Les clarinettes me parurent aussi bonnes que les instruments de cuivre; elles firent surtout des prouesses dans une grande symphonie-bataille composée pour deux orchestres par l'ambassadeur d'Angleterre, comte de Westmoreland. Ce morceau très-remarquable fait le plus grand honneur à l'auteur du Torneo, du Magnificat, et de tant d'autres compositions dramatiques et religieuses, qui ont placé le comte de Westmoreland (plus connu des musiciens sous le nom de lord Burghersh) à la tête des compositeurs amateurs de l'Europe.

Vint ensuite un brillant et chevaleresque morceau d'instruments de cuivre seuls, écrit pour les fêtes de la cour par Meyerbeer, sous le titre: la Danse aux Flambeaux, et dans lequel se trouve un long trille sur le , que dix-huit trompettes à cylindres ont soutenu, en le battant aussi rapidement qu'eussent pu le faire des clarinettes, pendant seize mesures.

Le concert a fini par une marche funèbre très-bien écrite et d'un beau caractère, composée par Wibrecht.
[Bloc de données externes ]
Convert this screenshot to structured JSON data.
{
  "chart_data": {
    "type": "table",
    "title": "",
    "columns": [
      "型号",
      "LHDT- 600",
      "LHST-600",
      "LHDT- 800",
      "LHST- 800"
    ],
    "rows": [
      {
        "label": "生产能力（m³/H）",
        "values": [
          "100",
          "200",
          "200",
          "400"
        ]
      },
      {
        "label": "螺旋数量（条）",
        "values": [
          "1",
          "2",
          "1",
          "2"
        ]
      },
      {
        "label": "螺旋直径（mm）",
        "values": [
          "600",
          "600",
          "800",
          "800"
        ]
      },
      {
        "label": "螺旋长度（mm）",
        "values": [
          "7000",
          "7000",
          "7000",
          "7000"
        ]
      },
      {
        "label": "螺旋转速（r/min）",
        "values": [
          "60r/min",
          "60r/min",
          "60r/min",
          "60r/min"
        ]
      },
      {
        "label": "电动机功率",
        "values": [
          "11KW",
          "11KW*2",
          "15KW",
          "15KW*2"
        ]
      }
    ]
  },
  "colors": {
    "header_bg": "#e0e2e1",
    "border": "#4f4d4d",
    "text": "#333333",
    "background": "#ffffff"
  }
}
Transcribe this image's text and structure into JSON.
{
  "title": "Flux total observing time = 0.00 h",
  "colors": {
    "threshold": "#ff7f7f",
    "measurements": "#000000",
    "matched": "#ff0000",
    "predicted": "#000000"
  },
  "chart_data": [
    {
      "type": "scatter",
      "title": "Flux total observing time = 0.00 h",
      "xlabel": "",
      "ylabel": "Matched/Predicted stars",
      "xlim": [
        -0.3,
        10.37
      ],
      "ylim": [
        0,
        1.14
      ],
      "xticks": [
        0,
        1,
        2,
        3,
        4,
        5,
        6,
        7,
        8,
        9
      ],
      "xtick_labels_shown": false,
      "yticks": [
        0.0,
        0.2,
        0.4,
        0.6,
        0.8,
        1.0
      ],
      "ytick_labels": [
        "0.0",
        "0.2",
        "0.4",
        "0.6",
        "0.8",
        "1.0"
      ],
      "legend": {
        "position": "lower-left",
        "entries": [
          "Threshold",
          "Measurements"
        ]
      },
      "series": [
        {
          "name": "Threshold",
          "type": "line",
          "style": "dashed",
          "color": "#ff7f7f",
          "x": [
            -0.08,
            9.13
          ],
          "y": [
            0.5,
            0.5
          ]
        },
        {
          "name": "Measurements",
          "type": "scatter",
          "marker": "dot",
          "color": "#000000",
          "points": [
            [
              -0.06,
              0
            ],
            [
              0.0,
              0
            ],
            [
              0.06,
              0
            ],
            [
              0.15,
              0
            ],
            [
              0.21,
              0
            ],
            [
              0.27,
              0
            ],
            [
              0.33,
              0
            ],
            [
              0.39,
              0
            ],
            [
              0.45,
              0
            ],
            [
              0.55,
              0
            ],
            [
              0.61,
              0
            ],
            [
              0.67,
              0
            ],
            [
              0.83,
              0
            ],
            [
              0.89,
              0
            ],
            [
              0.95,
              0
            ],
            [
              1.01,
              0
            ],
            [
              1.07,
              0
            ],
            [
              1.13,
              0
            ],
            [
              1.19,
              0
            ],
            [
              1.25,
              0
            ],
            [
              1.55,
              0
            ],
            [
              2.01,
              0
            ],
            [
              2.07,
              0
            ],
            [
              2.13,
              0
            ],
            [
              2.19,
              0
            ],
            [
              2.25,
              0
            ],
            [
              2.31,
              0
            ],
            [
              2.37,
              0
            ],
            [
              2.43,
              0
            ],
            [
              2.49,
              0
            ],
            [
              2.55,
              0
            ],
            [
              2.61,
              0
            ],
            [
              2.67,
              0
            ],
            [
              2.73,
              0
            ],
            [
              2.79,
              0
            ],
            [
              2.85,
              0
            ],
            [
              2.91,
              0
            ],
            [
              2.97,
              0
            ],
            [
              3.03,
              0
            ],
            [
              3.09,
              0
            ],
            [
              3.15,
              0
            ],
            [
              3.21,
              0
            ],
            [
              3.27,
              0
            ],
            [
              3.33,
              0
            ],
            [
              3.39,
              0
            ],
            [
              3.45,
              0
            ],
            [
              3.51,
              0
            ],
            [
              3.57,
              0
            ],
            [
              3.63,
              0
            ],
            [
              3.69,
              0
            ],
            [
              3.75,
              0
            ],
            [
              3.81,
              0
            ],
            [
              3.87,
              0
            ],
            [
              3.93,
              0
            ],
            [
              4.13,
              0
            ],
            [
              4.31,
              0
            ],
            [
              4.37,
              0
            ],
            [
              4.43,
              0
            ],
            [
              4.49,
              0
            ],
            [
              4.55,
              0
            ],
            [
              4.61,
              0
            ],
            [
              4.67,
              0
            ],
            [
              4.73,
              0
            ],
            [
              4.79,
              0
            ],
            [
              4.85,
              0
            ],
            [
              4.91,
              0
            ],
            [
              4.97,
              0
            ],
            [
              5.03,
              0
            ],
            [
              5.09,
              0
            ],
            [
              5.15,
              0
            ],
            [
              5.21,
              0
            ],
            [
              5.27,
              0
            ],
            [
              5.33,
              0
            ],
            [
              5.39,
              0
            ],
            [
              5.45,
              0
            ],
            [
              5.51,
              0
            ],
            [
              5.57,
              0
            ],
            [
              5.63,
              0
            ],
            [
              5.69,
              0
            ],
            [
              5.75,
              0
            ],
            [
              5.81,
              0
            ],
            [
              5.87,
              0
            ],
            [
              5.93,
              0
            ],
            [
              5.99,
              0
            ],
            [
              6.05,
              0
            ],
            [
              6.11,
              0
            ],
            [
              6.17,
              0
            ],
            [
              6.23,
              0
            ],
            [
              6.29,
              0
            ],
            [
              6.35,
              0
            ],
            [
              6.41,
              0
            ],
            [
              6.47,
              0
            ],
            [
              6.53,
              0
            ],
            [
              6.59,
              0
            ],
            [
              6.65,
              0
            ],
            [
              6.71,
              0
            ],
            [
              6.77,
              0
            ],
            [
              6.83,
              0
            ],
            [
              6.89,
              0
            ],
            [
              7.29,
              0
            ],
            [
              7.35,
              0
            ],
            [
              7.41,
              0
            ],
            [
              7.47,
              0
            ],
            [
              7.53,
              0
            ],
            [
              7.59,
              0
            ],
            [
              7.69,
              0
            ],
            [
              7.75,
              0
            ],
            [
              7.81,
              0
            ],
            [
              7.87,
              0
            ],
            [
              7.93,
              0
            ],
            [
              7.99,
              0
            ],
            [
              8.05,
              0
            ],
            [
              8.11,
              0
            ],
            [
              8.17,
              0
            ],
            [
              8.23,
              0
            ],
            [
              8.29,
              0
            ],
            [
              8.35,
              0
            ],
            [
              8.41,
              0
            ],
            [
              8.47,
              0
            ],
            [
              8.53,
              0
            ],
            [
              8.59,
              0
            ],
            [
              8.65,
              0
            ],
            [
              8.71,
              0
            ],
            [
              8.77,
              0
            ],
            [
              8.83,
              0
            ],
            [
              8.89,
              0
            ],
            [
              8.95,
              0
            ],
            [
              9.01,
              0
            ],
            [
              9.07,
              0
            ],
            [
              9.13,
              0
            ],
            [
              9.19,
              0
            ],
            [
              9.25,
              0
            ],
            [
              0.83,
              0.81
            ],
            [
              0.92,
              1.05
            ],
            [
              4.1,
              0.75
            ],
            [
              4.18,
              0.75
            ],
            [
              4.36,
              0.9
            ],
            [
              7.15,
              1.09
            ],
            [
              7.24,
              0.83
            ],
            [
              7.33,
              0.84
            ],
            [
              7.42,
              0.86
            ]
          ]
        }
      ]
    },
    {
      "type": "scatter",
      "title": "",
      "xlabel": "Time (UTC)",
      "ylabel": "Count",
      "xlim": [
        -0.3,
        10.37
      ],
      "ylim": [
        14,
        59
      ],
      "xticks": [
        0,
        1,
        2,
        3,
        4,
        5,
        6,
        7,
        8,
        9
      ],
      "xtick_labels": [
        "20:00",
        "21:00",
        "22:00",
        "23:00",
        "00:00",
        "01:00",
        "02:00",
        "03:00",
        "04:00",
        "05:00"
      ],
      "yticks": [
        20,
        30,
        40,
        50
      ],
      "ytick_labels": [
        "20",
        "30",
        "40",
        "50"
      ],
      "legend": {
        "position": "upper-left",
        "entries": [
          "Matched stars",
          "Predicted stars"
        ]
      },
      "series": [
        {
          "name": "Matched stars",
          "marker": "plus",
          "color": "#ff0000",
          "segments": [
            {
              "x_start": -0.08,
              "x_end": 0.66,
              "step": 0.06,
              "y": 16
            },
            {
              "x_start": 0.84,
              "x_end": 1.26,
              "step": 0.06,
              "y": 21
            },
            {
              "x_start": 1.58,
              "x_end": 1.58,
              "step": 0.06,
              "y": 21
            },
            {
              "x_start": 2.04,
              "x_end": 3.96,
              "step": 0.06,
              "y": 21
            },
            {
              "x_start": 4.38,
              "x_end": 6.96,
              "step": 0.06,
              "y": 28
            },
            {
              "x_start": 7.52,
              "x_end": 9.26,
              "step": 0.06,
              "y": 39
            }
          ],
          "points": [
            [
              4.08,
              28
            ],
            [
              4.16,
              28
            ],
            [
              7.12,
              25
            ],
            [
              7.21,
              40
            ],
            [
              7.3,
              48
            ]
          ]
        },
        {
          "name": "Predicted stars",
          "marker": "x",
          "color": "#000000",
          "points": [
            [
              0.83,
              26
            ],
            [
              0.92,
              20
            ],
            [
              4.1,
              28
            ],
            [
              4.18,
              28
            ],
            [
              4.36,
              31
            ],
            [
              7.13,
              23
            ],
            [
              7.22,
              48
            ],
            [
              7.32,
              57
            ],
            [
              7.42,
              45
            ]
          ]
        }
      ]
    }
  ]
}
On n'avait fait qu'une répétition!!!

C'est dans les intervalles laissés entre ces morceaux par ce terrible orchestre, que j'ai eu l'honneur de causer quelques instants avec madame la princesse de Prusse, dont le goût exquis et les connaissances en compositions rendent le suffrage si précieux. S. A. R. parle en outre notre langue avec une pureté et une élégance qui intimidaient fort son interlocuteur. Je voudrais pouvoir tracer ici un portrait shakespearien de la princesse, ou faire entrevoir au moins l'esquisse voilée de sa douce beauté; je l'oserais peut-être... si j'étais un grand poète.

J'ai assisté à l'un des concerts de la cour. Meyerbeer tenait le piano; il n'y avait pas d'orchestre, et les chanteurs n'étaient autres que ceux du théâtre dont j'ai déjà parlé. Vers la fin de la soirée Meyerbeer, qui, tout grand pianiste qu'il soit, peut-être même à cause de cela, se trouvait fatigué de sa tâche d'accompagnateur, céda sa place; à qui? je vous le donne à deviner; au premier chambellan du Roi, à M. le comte Rœdern, qui accompagna en pianiste et en musicien consommés, le Roi des Aulnes, de Schubert, à madame Devrient! Que dites-vous de cela? Voilà bien la preuve d'une étonnante diffusion des connaissances musicales. M. de Rœdern possède en outre un talent d'une autre nature, dont il a donné des preuves brillantes en organisant le fameux bal masqué qui agita tout Berlin l'hiver dernier, sous le nom de Fête de la Cour de Ferrare, et pour lequel Meyerbeer a écrit une foule de beaux morceaux.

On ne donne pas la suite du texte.